Politecnico di Torino
Politecnico di Torino
Politecnico di Torino
Academic Year 2015/16
Mathematical analysis I
1st degree and Bachelor-level of the Bologna process in Automotive Engineering - Torino
1st degree and Bachelor-level of the Bologna process in Mechanical Engineering - Torino
1st degree and Bachelor-level of the Bologna process in Computer Engineering - Torino
Teacher Status SSD Les Ex Lab Tut Years teaching
Boieri Paolo       60 40 0 0 7
Boieri Paolo       60 40 0 0 7
SSD CFU Activities Area context
MAT/05 10 A - Di base Matematica, informatica e statistica
Subject fundamentals
This course represents a bridge between high school and college ways of teaching and learning.

The main goal of the course is to provide the students with tools to understand and elaborate logical arguments, from simple to more elaborate ones, and to introduce the elements of differential and integral calculus for functions of one variable with applications to ordinary differential equations of the first order and of the second order linear case.
Expected learning outcomes
Ability to follow a chain of logical arguments. Essentials of differential and integral calculus for functions of one variable. Computational ability.
Prerequisites / Assumed knowledge
Numbers, equations and inequalities, analytical geometry and trigonometry. First properties of elementary functions.
Preliminaries: sets and operations with sets. Numerical sets, maxima, minima and extrema. The completeness propertiy of real numbers and its consequences.
Functions: surjectivity and injectivity; composition of functions, inverse functions.
Functions of a real variable: elementary functions, monotone functions and inverse functions. (About 15 hours)

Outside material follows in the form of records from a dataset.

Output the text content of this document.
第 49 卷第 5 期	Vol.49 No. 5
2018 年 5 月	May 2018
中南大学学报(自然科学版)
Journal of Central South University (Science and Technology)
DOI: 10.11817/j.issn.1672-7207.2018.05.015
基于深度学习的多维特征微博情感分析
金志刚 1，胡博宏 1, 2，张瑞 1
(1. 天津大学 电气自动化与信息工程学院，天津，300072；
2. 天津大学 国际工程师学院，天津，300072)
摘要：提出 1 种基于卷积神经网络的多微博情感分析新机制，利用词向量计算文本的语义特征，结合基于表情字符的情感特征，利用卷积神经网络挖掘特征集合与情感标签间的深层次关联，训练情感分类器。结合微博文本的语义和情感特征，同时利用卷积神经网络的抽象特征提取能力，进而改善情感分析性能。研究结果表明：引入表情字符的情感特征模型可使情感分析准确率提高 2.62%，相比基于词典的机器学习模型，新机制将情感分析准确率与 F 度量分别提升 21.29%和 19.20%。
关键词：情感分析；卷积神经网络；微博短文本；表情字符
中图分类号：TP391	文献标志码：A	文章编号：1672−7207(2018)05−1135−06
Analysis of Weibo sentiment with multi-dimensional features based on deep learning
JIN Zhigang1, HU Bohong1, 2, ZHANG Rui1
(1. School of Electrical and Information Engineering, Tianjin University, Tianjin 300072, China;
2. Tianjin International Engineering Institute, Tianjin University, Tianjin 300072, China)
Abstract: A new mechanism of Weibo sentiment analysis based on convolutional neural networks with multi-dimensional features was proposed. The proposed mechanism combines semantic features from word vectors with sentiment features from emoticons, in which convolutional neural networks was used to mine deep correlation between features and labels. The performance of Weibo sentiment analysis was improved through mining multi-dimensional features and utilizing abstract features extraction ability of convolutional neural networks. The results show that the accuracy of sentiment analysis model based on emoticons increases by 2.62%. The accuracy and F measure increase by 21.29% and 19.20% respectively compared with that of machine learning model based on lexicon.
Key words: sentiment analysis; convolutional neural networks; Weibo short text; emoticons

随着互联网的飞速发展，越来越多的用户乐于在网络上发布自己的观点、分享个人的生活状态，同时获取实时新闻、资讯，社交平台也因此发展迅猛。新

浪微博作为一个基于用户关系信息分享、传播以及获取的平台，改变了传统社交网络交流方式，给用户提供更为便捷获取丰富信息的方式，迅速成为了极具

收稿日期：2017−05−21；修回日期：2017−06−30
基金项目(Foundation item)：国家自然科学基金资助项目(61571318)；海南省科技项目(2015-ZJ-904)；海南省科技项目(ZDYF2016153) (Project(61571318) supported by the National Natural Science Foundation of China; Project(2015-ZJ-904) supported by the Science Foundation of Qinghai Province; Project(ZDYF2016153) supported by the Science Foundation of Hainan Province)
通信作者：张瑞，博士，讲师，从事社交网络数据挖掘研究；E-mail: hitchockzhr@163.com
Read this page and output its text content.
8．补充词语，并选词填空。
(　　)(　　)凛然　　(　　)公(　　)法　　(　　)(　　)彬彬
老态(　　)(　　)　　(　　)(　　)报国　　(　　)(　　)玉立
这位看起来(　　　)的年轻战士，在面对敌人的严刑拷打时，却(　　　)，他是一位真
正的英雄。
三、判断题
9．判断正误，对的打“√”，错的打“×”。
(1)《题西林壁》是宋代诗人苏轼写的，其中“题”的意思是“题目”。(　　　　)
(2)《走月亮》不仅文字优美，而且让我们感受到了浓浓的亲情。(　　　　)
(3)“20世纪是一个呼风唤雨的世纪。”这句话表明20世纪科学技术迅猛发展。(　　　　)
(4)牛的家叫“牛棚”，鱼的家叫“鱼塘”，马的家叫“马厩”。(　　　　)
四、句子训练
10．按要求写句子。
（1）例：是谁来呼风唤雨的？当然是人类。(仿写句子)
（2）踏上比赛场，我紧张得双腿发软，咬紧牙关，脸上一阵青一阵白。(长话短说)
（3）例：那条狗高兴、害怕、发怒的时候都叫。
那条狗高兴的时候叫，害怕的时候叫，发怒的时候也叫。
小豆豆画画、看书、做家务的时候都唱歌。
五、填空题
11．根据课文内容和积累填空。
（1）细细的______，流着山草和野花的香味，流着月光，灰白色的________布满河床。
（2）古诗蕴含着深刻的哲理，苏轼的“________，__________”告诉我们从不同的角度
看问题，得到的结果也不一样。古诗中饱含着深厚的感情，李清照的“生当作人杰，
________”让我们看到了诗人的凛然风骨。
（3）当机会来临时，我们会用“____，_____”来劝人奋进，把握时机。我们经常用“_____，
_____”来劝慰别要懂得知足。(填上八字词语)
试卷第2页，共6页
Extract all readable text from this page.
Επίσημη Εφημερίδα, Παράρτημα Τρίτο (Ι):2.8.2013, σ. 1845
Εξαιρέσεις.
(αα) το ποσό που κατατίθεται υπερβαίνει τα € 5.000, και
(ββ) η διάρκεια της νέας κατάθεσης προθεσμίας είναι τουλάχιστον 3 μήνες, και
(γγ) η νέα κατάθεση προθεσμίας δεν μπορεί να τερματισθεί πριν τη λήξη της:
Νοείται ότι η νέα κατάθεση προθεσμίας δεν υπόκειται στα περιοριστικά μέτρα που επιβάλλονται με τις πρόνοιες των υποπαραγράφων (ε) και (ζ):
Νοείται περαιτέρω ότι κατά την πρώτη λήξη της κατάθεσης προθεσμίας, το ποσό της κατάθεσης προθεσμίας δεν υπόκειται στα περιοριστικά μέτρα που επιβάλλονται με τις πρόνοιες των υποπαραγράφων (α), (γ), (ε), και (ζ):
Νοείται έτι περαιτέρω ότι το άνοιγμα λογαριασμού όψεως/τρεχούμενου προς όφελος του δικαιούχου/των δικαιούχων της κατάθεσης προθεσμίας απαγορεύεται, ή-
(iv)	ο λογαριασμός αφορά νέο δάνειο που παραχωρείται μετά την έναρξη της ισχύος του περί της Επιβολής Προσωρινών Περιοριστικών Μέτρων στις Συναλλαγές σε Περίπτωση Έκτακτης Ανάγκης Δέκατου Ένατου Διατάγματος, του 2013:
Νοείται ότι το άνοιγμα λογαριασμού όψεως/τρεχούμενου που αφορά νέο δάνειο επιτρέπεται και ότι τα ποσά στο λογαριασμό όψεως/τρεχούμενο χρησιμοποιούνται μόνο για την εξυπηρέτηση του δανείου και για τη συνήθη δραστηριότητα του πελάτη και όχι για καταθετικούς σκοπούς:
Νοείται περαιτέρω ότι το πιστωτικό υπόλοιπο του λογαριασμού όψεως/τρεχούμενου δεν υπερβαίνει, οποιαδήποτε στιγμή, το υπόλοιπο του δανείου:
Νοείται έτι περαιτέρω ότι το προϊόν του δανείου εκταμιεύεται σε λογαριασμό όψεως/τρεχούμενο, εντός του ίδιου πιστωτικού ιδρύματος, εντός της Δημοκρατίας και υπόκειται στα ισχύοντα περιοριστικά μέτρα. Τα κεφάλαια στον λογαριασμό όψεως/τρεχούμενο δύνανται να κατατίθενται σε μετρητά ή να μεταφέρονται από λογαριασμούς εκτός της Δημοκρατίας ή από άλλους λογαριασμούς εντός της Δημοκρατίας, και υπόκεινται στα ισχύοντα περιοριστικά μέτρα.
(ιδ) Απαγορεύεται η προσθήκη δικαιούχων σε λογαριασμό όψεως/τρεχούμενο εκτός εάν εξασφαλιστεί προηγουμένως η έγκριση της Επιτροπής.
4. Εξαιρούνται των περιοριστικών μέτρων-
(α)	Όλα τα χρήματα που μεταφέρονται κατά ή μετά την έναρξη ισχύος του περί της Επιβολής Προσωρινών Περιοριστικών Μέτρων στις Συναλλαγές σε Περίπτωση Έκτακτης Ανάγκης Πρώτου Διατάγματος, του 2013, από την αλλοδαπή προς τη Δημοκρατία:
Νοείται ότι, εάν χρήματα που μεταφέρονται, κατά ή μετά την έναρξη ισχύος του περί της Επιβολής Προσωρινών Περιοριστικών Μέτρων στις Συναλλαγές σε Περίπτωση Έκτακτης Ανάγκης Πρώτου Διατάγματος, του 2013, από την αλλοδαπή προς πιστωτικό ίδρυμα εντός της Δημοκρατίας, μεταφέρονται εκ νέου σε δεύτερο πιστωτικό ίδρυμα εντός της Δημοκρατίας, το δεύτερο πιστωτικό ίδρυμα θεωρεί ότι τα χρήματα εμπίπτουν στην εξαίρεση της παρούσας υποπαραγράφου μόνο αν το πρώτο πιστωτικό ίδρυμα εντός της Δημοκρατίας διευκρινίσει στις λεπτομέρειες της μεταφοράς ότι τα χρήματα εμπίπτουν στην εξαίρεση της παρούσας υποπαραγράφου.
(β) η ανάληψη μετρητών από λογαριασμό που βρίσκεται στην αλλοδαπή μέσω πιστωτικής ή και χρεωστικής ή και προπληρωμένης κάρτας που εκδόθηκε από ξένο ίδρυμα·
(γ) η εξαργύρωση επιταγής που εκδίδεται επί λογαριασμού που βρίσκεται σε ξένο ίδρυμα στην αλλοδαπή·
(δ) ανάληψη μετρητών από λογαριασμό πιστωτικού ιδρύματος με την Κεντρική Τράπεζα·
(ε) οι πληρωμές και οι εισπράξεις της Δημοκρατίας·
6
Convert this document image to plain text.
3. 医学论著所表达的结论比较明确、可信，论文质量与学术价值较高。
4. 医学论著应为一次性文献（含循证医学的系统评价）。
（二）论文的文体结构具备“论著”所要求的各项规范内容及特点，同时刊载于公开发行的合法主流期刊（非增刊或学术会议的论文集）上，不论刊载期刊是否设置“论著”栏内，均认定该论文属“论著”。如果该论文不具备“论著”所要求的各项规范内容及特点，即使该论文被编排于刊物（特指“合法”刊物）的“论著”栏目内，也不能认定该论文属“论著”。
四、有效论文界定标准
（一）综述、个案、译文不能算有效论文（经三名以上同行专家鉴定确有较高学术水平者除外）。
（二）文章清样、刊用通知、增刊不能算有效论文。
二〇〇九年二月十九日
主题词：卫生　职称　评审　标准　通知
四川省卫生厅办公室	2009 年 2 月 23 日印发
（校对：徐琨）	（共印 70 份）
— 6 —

Limits and continuity: theory of limits of functions and sequences. Continuous functions and related theorems. Order and comparison theorems. Algebra of limits. Indeterminate forms. Local comparison of functions. Landau symbols. Infinite and infinitesimal functions. Order of an infinity and of an infinitesimal, principal part with respect to a test function. Asymptotes.
The number e. Fundamental trigonometric and exponential limits. Properties continuous functions on an interval: existence of zeros and of maxima and minima. (About 24 hours)

Derivatives: geometrical and physical meaning. Computation of derivatives. List of fundamental derivatives.
Derivatives and continuity. Lack of differentiability, extremal and critical points. Fermat Theorem.
Properties of differentiable functions on an interval and fundamental theorems of differential calculus (Rolle and Lagrange theorems) and their consequences. De L'H˘pital rule.
Taylor formula and fundamental MacLaurin formulas. Use of Taylor expansions in the local analysis of functions: comparison, extrema and convexity. (About 23 hours)

Primitives: rules of computation; primitives of rational functions. Indefinite integral.
Riemann integral and its properties. Classes of integrable functions. Integral mean value.
Fundamental theorem of integral calculus: relations between definite integrals and primitives.
Improper integrals: definitions and convergence tests. (About 21 hours)

Complex numbers and differential equations: algebraic and trigonometric forms of complex numbers. Real and imaginary parts, modulus and argument. Roots of complex numbers; Fundamental theorem of Algebra. Exponentials of complex numbers and Euler formulas.
Ordinary differential equations: Cauchy problem. First order ordinary differential equations, linear or with separable variables. Second order linear differential equations with constant coefficients. (About 17 hours)
Delivery modes
60 hours of theoretical classes and 40 hours of exercise classes.
Texts, readings, handouts and other learning resources
C. Canuto, A. Tabacco. Mathematical Analysis I. Springer-Verlag UTX, 2015.
Assessment and grading criteria
The exam consists of a test, a written part and, when required, of an oral part. The test (on computer, one hour long) consists of 20 multiple-choice questions of both theoretical and practical type. The maximum score achievable is 20. If the score is less than 10, the exam is failed, otherwise the student must take a written part of the exam (consisting of exercises and theory, one hour long). The sum of the scores of the test and of the written part is the final score of the exam, unless an oral part is required either by the teacher (or by the student, provided the final score is at least 18/30). In this case the final score will be based also on the oral part.